PosTagger Package
Project description
TakeBlipPosTagging Package
Data & Analytics Research
Overview
The Part Of Speech Tagging (POSTagging) is the process of labeling a word in a text (corpus) with it's corresponding particular part of speech. This implementation uses BiLSTM-CRF for solving the POSTagging task utilizing PyTorch framework for training a supervised model and predicting in CPU. For training, it receives a pre-trained FastText Gensim embedding and a .csv file. It outputs three pickle files: model, word vocabulary and label vocabulary.

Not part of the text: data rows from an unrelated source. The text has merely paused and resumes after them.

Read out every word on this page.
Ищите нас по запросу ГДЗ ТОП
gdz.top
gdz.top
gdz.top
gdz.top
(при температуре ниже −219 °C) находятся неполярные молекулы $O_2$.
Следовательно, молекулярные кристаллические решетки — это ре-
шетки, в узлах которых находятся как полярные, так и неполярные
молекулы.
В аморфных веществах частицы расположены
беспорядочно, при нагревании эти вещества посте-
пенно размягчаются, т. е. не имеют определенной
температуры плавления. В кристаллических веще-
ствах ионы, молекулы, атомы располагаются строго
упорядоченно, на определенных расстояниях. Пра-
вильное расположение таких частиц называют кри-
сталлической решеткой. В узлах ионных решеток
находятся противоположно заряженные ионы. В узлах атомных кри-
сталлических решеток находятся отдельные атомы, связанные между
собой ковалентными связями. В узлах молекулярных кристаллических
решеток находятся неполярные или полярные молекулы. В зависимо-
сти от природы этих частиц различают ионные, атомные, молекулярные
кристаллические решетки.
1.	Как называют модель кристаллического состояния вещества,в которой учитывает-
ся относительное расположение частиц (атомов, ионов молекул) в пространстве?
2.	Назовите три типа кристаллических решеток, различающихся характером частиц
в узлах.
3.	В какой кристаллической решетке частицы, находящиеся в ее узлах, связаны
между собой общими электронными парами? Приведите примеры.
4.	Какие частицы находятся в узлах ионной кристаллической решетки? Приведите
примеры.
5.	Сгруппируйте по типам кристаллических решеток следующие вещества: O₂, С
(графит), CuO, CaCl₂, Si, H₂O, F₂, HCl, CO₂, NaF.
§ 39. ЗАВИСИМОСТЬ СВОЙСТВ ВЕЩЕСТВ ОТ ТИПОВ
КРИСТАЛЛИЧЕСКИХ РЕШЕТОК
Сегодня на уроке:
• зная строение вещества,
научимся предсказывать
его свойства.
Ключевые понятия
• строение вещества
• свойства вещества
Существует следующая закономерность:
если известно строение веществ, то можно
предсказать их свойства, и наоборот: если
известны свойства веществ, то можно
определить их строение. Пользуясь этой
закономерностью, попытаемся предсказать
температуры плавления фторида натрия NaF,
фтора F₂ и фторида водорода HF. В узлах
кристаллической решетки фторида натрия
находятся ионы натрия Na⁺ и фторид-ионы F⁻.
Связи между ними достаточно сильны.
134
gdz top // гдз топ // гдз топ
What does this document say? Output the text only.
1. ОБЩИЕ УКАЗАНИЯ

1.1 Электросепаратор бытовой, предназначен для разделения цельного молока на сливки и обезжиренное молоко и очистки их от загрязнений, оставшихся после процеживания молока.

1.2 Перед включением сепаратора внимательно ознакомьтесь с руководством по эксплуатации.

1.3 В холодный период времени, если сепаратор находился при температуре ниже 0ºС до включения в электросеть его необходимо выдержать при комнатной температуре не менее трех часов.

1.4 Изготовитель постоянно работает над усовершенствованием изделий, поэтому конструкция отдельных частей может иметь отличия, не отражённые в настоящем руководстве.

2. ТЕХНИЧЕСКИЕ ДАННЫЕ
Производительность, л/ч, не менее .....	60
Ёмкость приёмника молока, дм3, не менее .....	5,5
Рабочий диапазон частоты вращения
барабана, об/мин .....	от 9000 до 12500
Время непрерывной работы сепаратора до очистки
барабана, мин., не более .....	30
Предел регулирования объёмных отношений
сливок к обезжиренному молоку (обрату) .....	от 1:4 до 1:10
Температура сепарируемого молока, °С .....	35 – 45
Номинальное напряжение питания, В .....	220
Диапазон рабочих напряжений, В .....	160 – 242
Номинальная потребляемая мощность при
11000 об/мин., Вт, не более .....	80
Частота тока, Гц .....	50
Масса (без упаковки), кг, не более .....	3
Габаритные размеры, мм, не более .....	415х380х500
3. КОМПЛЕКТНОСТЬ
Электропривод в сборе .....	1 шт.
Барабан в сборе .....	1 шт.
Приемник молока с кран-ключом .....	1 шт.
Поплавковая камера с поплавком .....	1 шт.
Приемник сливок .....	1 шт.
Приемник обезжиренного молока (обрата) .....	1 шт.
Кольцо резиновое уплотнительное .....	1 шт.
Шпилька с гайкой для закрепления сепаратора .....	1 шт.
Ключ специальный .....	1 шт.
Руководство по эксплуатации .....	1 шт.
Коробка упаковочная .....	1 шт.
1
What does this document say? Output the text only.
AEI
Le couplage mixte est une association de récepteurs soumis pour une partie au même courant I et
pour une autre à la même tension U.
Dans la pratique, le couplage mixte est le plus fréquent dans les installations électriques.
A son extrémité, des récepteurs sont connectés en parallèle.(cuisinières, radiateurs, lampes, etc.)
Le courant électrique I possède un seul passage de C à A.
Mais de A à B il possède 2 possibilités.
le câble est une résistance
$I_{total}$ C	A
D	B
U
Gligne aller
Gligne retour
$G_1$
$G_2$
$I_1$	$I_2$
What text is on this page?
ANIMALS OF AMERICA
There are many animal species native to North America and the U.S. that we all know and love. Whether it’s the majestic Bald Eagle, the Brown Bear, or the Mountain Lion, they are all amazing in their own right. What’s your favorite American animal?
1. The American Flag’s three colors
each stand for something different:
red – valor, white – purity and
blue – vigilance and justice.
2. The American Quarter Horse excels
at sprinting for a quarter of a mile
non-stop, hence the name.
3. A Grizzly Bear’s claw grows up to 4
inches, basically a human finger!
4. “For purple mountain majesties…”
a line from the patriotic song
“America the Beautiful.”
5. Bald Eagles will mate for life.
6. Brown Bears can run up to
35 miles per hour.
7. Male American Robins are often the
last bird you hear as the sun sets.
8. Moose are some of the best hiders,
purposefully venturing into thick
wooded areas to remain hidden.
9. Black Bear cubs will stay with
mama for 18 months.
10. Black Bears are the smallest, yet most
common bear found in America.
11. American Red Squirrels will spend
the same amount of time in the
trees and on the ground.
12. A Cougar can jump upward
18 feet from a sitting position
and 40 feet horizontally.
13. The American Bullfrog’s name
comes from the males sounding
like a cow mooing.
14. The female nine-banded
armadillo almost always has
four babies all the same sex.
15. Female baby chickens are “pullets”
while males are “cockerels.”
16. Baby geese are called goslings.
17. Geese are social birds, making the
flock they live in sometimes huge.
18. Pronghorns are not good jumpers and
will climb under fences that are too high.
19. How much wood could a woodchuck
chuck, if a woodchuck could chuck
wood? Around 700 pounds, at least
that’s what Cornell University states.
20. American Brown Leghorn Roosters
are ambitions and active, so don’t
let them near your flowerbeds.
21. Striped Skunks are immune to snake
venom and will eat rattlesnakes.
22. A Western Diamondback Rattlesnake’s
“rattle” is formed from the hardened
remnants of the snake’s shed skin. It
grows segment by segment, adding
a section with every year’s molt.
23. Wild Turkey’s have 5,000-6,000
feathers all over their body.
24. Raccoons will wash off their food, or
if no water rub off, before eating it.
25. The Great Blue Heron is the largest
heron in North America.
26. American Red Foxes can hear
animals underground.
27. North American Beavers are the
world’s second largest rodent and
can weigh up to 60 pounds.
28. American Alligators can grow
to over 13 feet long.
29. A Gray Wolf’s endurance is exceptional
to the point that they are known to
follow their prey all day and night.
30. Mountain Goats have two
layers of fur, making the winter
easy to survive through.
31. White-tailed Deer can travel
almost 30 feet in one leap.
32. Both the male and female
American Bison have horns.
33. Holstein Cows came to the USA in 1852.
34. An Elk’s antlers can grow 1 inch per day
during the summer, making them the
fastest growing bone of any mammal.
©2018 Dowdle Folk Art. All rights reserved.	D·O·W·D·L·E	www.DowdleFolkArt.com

Here are presented these content:
Training PosTagging Model
To train you own PosTagging model using this package, some steps should be made before:
- Import main packages
- Initialize file variables: embedding, train and validation .csv files;
- Initialize PosTagging parameters;
- Instantiate vocabulary and label vocabulary objects;
- Save vocabulary and label models;
- Initialize BiLSTM-CRF model and set embedding;
- Initialize LSTMCRFTrainer object;
- Train the model.
An example of the above steps could be found in the python code below:
- Import main packages:
import os
import torch
import pickle
import TakeBlipPosTagger.utils as utils
import TakeBlipPosTagger.vocab as vocab
import TakeBlipPosTagger.model as model
from TakeBlipPosTagger.train import LSTMCRFTrainer
- Initialize file variables:
wordembed_path = '*.kv'
save_dir = '*'
input_path = '*.csv'
val_path = '*csv'
- Initialize PosTagging parameters
In order to train a model, the following variables should be created:
- sentence_column: String with sentence column name in train file
- unknown_string: String which represents unknown token;
- padding_string: String which represents the pad token;
- batch_size: Number of sentences Number of samples that will be propagated through the network;
- shuffle: Boolean representing whether the dataset is shuffled.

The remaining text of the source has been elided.